CHAPTER XX
UNCLE WIGGILY AND THE TARTS
“Where are you going, Uncle Wiggily?” asked Nurse Jane Fuzzy Wuzzy, the muskrat lady, as she saw the rabbit gentleman starting out of the hollow-stump bungalow one morning.
“Oh, just for a walk, over the fields and through the woods,” he answered. “This is the Spring of the year, now, you know, since the four-and-twenty blackbirds jumped out of Old King Cole’s pie, and I want to see if the grass and flowers have begun to spring up.”
“I think it is a little early for them,” spoke Nurse Jane.
“Well, I’ll go for a walk, anyhow,” said Uncle Wiggily.
So the bunny uncle hopped on and on, sometimes leaning on his red, white and blue-striped barber-pole rheumatism crutch, that Nurse Jane had gnawed for him out of a corn-stalk, and again he would carry it under his paw.

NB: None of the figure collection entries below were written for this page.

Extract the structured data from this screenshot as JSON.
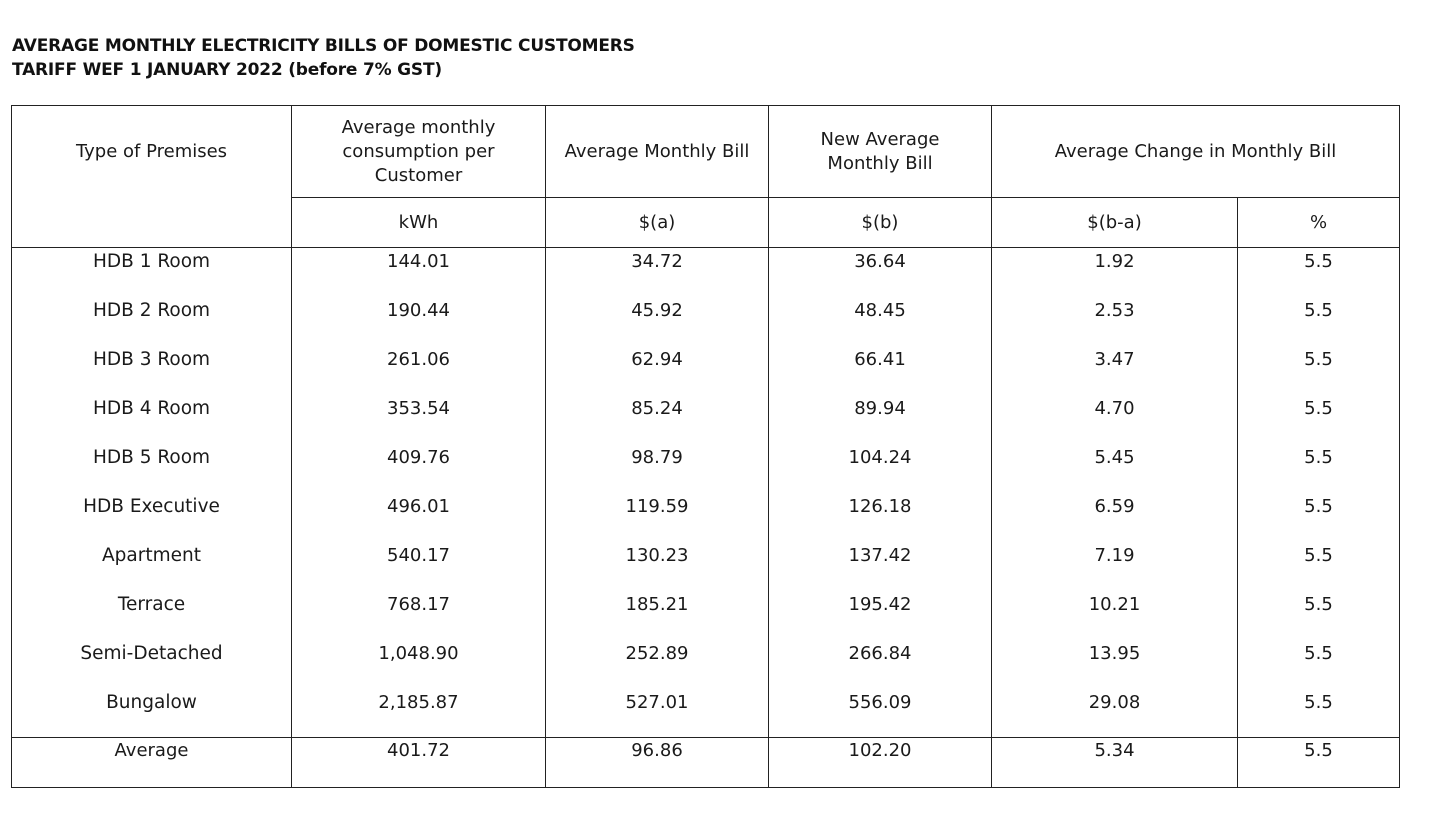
{
  "title": {
    "line1": "AVERAGE MONTHLY ELECTRICITY BILLS OF DOMESTIC CUSTOMERS",
    "line2": "TARIFF WEF 1 JANUARY 2022 (before 7% GST)"
  },
  "table": {
    "headers": {
      "premises": "Type of Premises",
      "consumption": "Average monthly consumption per Customer",
      "avg_bill": "Average Monthly Bill",
      "new_avg_bill": "New Average Monthly Bill",
      "change": "Average Change in Monthly Bill"
    },
    "units": {
      "consumption": "kWh",
      "avg_bill": "$(a)",
      "new_avg_bill": "$(b)",
      "change_abs": "$(b-a)",
      "change_pct": "%"
    },
    "rows": [
      {
        "premises": "HDB 1 Room",
        "kwh": "144.01",
        "bill_a": "34.72",
        "bill_b": "36.64",
        "change": "1.92",
        "pct": "5.5"
      },
      {
        "premises": "HDB 2 Room",
        "kwh": "190.44",
        "bill_a": "45.92",
        "bill_b": "48.45",
        "change": "2.53",
        "pct": "5.5"
      },
      {
        "premises": "HDB 3 Room",
        "kwh": "261.06",
        "bill_a": "62.94",
        "bill_b": "66.41",
        "change": "3.47",
        "pct": "5.5"
      },
      {
        "premises": "HDB 4 Room",
        "kwh": "353.54",
        "bill_a": "85.24",
        "bill_b": "89.94",
        "change": "4.70",
        "pct": "5.5"
      },
      {
        "premises": "HDB 5 Room",
        "kwh": "409.76",
        "bill_a": "98.79",
        "bill_b": "104.24",
        "change": "5.45",
        "pct": "5.5"
      },
      {
        "premises": "HDB Executive",
        "kwh": "496.01",
        "bill_a": "119.59",
        "bill_b": "126.18",
        "change": "6.59",
        "pct": "5.5"
      },
      {
        "premises": "Apartment",
        "kwh": "540.17",
        "bill_a": "130.23",
        "bill_b": "137.42",
        "change": "7.19",
        "pct": "5.5"
      },
      {
        "premises": "Terrace",
        "kwh": "768.17",
        "bill_a": "185.21",
        "bill_b": "195.42",
        "change": "10.21",
        "pct": "5.5"
      },
      {
        "premises": "Semi-Detached",
        "kwh": "1,048.90",
        "bill_a": "252.89",
        "bill_b": "266.84",
        "change": "13.95",
        "pct": "5.5"
      },
      {
        "premises": "Bungalow",
        "kwh": "2,185.87",
        "bill_a": "527.01",
        "bill_b": "556.09",
        "change": "29.08",
        "pct": "5.5"
      }
    ],
    "average": {
      "premises": "Average",
      "kwh": "401.72",
      "bill_a": "96.86",
      "bill_b": "102.20",
      "change": "5.34",
      "pct": "5.5"
    }
  }
}
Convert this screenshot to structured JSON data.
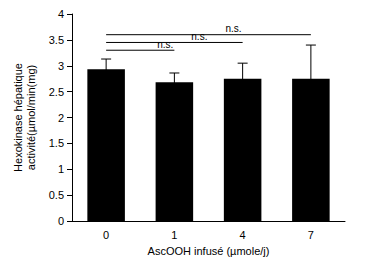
{
  "chart_data": {
    "type": "bar",
    "x_label": "AscOOH infusé (µmole/j)",
    "y_label": "Hexokinase hépatique\nactivité(µmol/min(mg)",
    "categories": [
      "0",
      "1",
      "4",
      "7"
    ],
    "values": [
      2.93,
      2.68,
      2.75,
      2.75
    ],
    "errors": [
      0.2,
      0.18,
      0.3,
      0.65
    ],
    "color": "#000000",
    "ylim": [
      0,
      4
    ],
    "yticks": [
      0,
      0.5,
      1,
      1.5,
      2,
      2.5,
      3,
      3.5,
      4
    ],
    "grid": false,
    "annotations": [
      {
        "from": "0",
        "to": "1",
        "y": 3.3,
        "label": "n.s."
      },
      {
        "from": "0",
        "to": "4",
        "y": 3.45,
        "label": "n.s."
      },
      {
        "from": "0",
        "to": "7",
        "y": 3.6,
        "label": "n.s."
      }
    ]
  }
}
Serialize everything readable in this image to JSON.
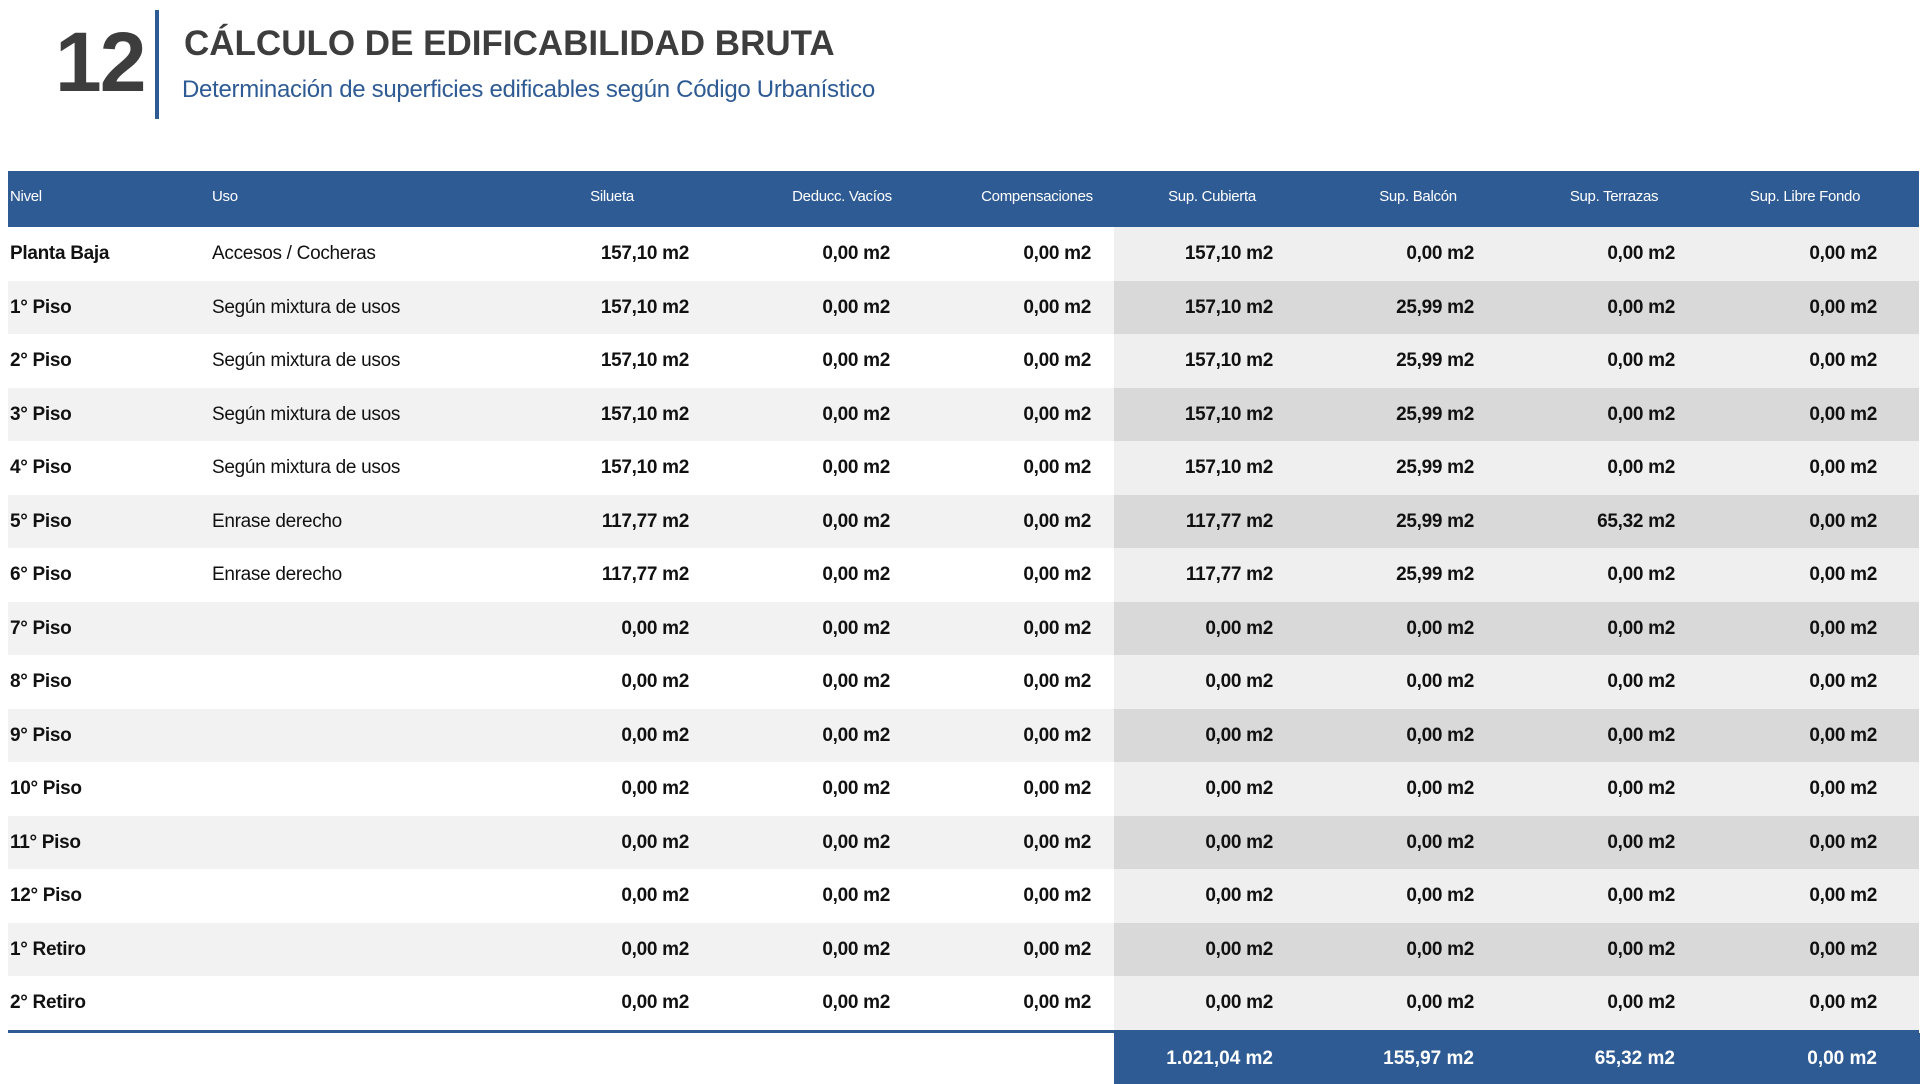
{
  "header": {
    "number": "12",
    "title": "CÁLCULO DE EDIFICABILIDAD BRUTA",
    "subtitle": "Determinación de superficies edificables según Código Urbanístico"
  },
  "table": {
    "columns": [
      "Nivel",
      "Uso",
      "Silueta",
      "Deducc. Vacíos",
      "Compensaciones",
      "Sup. Cubierta",
      "Sup. Balcón",
      "Sup. Terrazas",
      "Sup. Libre Fondo"
    ],
    "rows": [
      [
        "Planta Baja",
        "Accesos / Cocheras",
        "157,10 m2",
        "0,00 m2",
        "0,00 m2",
        "157,10 m2",
        "0,00 m2",
        "0,00 m2",
        "0,00 m2"
      ],
      [
        "1° Piso",
        "Según mixtura de usos",
        "157,10 m2",
        "0,00 m2",
        "0,00 m2",
        "157,10 m2",
        "25,99 m2",
        "0,00 m2",
        "0,00 m2"
      ],
      [
        "2° Piso",
        "Según mixtura de usos",
        "157,10 m2",
        "0,00 m2",
        "0,00 m2",
        "157,10 m2",
        "25,99 m2",
        "0,00 m2",
        "0,00 m2"
      ],
      [
        "3° Piso",
        "Según mixtura de usos",
        "157,10 m2",
        "0,00 m2",
        "0,00 m2",
        "157,10 m2",
        "25,99 m2",
        "0,00 m2",
        "0,00 m2"
      ],
      [
        "4° Piso",
        "Según mixtura de usos",
        "157,10 m2",
        "0,00 m2",
        "0,00 m2",
        "157,10 m2",
        "25,99 m2",
        "0,00 m2",
        "0,00 m2"
      ],
      [
        "5° Piso",
        "Enrase derecho",
        "117,77 m2",
        "0,00 m2",
        "0,00 m2",
        "117,77 m2",
        "25,99 m2",
        "65,32 m2",
        "0,00 m2"
      ],
      [
        "6° Piso",
        "Enrase derecho",
        "117,77 m2",
        "0,00 m2",
        "0,00 m2",
        "117,77 m2",
        "25,99 m2",
        "0,00 m2",
        "0,00 m2"
      ],
      [
        "7° Piso",
        "",
        "0,00 m2",
        "0,00 m2",
        "0,00 m2",
        "0,00 m2",
        "0,00 m2",
        "0,00 m2",
        "0,00 m2"
      ],
      [
        "8° Piso",
        "",
        "0,00 m2",
        "0,00 m2",
        "0,00 m2",
        "0,00 m2",
        "0,00 m2",
        "0,00 m2",
        "0,00 m2"
      ],
      [
        "9° Piso",
        "",
        "0,00 m2",
        "0,00 m2",
        "0,00 m2",
        "0,00 m2",
        "0,00 m2",
        "0,00 m2",
        "0,00 m2"
      ],
      [
        "10° Piso",
        "",
        "0,00 m2",
        "0,00 m2",
        "0,00 m2",
        "0,00 m2",
        "0,00 m2",
        "0,00 m2",
        "0,00 m2"
      ],
      [
        "11° Piso",
        "",
        "0,00 m2",
        "0,00 m2",
        "0,00 m2",
        "0,00 m2",
        "0,00 m2",
        "0,00 m2",
        "0,00 m2"
      ],
      [
        "12° Piso",
        "",
        "0,00 m2",
        "0,00 m2",
        "0,00 m2",
        "0,00 m2",
        "0,00 m2",
        "0,00 m2",
        "0,00 m2"
      ],
      [
        "1° Retiro",
        "",
        "0,00 m2",
        "0,00 m2",
        "0,00 m2",
        "0,00 m2",
        "0,00 m2",
        "0,00 m2",
        "0,00 m2"
      ],
      [
        "2° Retiro",
        "",
        "0,00 m2",
        "0,00 m2",
        "0,00 m2",
        "0,00 m2",
        "0,00 m2",
        "0,00 m2",
        "0,00 m2"
      ]
    ],
    "totals": [
      "1.021,04 m2",
      "155,97 m2",
      "65,32 m2",
      "0,00 m2"
    ]
  }
}
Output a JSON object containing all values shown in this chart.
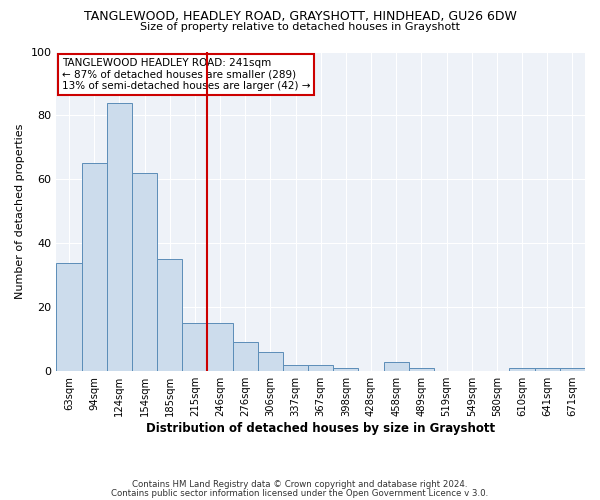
{
  "title": "TANGLEWOOD, HEADLEY ROAD, GRAYSHOTT, HINDHEAD, GU26 6DW",
  "subtitle": "Size of property relative to detached houses in Grayshott",
  "xlabel": "Distribution of detached houses by size in Grayshott",
  "ylabel": "Number of detached properties",
  "bar_labels": [
    "63sqm",
    "94sqm",
    "124sqm",
    "154sqm",
    "185sqm",
    "215sqm",
    "246sqm",
    "276sqm",
    "306sqm",
    "337sqm",
    "367sqm",
    "398sqm",
    "428sqm",
    "458sqm",
    "489sqm",
    "519sqm",
    "549sqm",
    "580sqm",
    "610sqm",
    "641sqm",
    "671sqm"
  ],
  "bar_values": [
    34,
    65,
    84,
    62,
    35,
    15,
    15,
    9,
    6,
    2,
    2,
    1,
    0,
    3,
    1,
    0,
    0,
    0,
    1,
    1,
    1
  ],
  "bar_color": "#ccdcec",
  "bar_edge_color": "#5b8db8",
  "vline_x": 5.5,
  "vline_color": "#cc0000",
  "annotation_title": "TANGLEWOOD HEADLEY ROAD: 241sqm",
  "annotation_line1": "← 87% of detached houses are smaller (289)",
  "annotation_line2": "13% of semi-detached houses are larger (42) →",
  "annotation_box_color": "#ffffff",
  "annotation_box_edge_color": "#cc0000",
  "ylim": [
    0,
    100
  ],
  "background_color": "#ffffff",
  "plot_background": "#eef2f8",
  "grid_color": "#ffffff",
  "footer1": "Contains HM Land Registry data © Crown copyright and database right 2024.",
  "footer2": "Contains public sector information licensed under the Open Government Licence v 3.0."
}
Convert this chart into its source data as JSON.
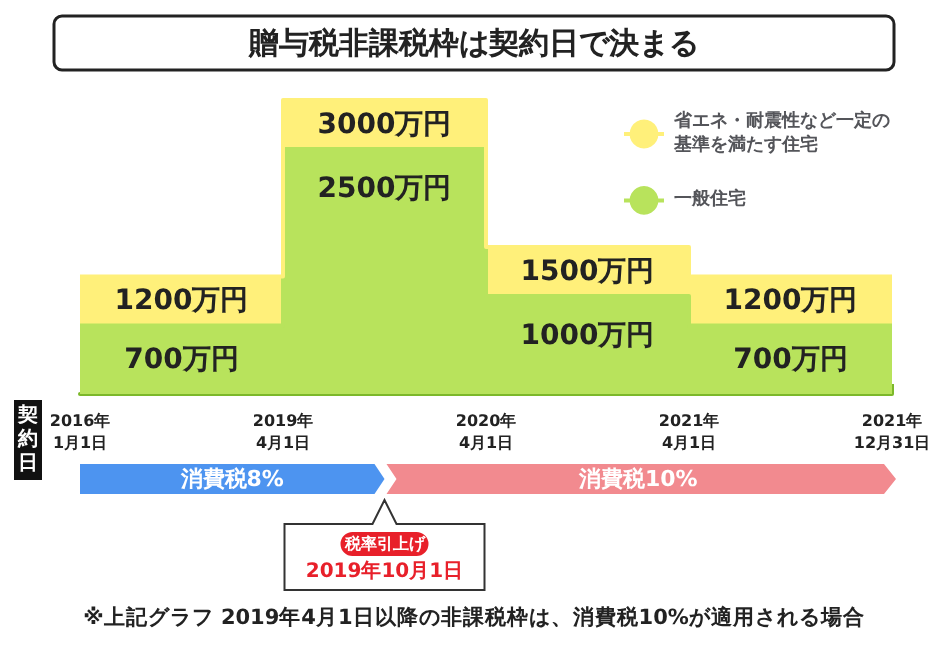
{
  "chart_data": {
    "type": "area",
    "title": "贈与税非課税枠は契約日で決まる",
    "xlabel": "契約日",
    "categories": [
      "2016年\n1月1日",
      "2019年\n4月1日",
      "2020年\n4月1日",
      "2021年\n4月1日",
      "2021年\n12月31日"
    ],
    "series": [
      {
        "name": "一般住宅",
        "color": "#b8e35c",
        "values": [
          700,
          2500,
          1000,
          700,
          700
        ],
        "value_labels": [
          "700万円",
          "2500万円",
          "1000万円",
          "700万円",
          null
        ]
      },
      {
        "name": "省エネ・耐震性など一定の基準を満たす住宅",
        "color": "#fff07a",
        "values": [
          500,
          500,
          500,
          500,
          500
        ]
      }
    ],
    "totals": [
      "1200万円",
      "3000万円",
      "1500万円",
      "1200万円",
      null
    ],
    "stacked": true,
    "marker": "none",
    "grid": false,
    "legend": "top right",
    "tick_labels": "x",
    "annotations": [
      "消費税8%",
      "消費税10%",
      "税率引上げ",
      "2019年10月1日",
      "※上記グラフ 2019年4月1日以降の非課税枠は、消費税10%が適用される場合"
    ]
  }
}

Pretty soon Uncle Wiggily came to the palace where Old King Cole lived. He was thinking of going inside, and perhaps playing a game of checkers, as he used to do with Grandfather Goosey Gander, when, all at once, the bunny uncle saw a lady looking at him from the kitchen window.
The lady had on a silk dress, all spangled over with red hearts, like a valentine. And on her head was a cap, and that had blue hearts on, so she looked very pretty indeed.